Two-foot landings reduce the stress your body experiences during landing more effectively than one-foot landings. So, whenever possible, try to land on two feet.

When you land, you want your first point of contact to be with the balls of your feet, shoulder-width apart, knees over the tips of your toes.

The objective is to land as “softly” as possible. Bend your knees as you land to achieve a soft landing, but don’t bend them more than 90 degrees.

If you’re jumping or dropping from a high level, or landing with a lot of forwarding momentum, sink your torso towards your legs and place your hands on the ground to absorb some of the impacts.

Your hands on the ground allow you to jump up and run to the next obstacle. This type of landing takes practice, so start with lower drops before progressing to higher ones.

12. Fall Without Hesitation: Do A Safety Roll

Safety rolls should be on top of your list if you are a beginner. This includes the forward, side, and back roll. You must learn how to do it and ingrain to do it instinctively every time you trip or fall, which ultimately prevents injuries.

You can also use safety rolls to disperse the impact from jumps or drop movements and create flow or transitions between parkour movements.

Learn to do a safety roll in grass or sand, and avoid hard surfaces as much as possible because it will be risky for beginners. You can begin by bending your knees and determining which direction you want to go.

If you want to go right, position your right leg with your foot on the ground, then touch the ground and roll on your right shoulder at a 45-degree angle.

Putting your arms in action will absorb some impact as you roll the ground. Ensure that you will know how to roll on both sides of your shoulder to move efficiently in what direction it is easier to go.

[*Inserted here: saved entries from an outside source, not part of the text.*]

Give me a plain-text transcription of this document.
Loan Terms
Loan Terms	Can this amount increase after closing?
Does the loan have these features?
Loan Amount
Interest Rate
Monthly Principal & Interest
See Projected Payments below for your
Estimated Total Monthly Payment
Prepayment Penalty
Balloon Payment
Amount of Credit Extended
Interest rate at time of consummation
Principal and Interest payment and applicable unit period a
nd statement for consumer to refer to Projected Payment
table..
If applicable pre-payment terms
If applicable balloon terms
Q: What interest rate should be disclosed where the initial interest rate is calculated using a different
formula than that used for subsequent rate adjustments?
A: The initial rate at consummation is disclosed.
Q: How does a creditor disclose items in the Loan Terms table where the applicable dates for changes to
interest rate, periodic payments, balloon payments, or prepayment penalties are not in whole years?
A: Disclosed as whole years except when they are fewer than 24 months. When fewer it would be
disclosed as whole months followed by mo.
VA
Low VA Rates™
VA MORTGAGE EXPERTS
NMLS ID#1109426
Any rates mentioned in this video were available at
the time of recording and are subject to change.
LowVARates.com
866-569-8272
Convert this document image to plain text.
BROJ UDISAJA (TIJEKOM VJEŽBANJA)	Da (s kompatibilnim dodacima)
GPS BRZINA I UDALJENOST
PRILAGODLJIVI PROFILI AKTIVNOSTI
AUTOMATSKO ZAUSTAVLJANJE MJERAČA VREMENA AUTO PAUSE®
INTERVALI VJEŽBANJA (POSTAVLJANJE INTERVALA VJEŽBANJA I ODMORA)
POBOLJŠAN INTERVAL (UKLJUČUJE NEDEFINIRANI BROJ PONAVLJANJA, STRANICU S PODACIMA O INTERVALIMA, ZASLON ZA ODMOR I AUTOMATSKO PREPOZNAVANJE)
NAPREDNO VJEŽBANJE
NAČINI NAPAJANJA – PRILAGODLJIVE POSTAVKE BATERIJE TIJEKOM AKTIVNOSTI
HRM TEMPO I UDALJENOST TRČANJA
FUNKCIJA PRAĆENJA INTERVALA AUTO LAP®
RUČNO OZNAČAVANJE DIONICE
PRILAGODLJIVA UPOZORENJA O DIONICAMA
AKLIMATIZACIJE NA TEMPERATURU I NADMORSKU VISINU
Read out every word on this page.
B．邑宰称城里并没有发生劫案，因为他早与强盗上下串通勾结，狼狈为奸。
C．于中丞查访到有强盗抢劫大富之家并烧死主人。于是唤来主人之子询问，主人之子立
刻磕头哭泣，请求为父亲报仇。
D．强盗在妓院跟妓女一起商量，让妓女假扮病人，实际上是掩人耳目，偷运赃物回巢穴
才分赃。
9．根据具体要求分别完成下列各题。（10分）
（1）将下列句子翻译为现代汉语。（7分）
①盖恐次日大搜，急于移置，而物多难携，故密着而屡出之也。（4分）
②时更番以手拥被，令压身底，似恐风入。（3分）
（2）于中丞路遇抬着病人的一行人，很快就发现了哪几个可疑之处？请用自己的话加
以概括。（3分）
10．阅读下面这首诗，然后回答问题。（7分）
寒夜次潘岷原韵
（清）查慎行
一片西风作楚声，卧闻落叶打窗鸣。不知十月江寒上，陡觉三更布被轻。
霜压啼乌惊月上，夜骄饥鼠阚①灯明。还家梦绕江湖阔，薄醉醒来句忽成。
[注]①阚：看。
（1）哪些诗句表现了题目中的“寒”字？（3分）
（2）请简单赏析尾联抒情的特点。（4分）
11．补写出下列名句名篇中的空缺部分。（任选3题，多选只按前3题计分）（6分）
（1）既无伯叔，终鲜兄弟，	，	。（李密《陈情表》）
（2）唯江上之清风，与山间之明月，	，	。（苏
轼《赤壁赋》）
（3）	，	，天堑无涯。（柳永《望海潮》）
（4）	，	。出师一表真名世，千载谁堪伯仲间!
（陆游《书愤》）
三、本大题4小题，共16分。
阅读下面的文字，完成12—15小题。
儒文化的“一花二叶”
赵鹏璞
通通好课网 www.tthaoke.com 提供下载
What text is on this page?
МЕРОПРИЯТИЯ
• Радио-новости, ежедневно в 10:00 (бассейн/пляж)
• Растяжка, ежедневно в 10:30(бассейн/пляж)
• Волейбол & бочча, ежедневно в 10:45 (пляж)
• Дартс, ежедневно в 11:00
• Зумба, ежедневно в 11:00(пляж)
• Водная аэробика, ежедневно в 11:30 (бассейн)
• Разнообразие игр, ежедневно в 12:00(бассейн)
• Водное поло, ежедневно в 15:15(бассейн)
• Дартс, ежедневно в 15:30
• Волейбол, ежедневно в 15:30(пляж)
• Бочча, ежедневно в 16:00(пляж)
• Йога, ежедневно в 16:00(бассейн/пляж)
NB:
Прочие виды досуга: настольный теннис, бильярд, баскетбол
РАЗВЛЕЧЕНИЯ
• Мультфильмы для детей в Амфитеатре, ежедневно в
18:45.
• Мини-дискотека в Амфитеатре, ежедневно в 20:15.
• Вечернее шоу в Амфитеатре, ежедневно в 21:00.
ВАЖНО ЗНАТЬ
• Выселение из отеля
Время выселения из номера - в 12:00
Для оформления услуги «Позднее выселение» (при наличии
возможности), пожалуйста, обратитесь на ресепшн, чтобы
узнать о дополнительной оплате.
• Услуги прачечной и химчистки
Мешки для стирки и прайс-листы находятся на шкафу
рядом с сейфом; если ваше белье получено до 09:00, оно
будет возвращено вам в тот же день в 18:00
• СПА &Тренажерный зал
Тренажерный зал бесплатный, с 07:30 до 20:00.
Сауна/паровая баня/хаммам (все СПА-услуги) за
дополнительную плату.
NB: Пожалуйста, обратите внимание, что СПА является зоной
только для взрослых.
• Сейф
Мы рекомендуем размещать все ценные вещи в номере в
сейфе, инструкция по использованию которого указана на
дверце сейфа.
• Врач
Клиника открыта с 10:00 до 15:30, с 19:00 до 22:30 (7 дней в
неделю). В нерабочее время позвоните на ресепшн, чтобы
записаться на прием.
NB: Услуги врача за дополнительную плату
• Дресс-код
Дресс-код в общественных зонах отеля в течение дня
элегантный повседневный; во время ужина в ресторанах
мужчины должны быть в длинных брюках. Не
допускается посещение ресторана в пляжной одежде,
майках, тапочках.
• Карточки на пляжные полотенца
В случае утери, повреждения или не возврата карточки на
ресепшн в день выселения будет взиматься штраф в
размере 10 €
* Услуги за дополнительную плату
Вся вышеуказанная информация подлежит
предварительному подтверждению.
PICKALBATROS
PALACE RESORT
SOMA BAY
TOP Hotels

It isn’t very comforting to start doing new things, but there is always a first time for everything, including parkour. This article lists the easiest moves any newbie parkour athletes can make, including you. You can also read another article I wrote for a comprehensive parkour guide for beginners, including the skills and values you need to succeed. Do not be afraid to try them out; master these moves and be ready to conquer a new world of parkour movements.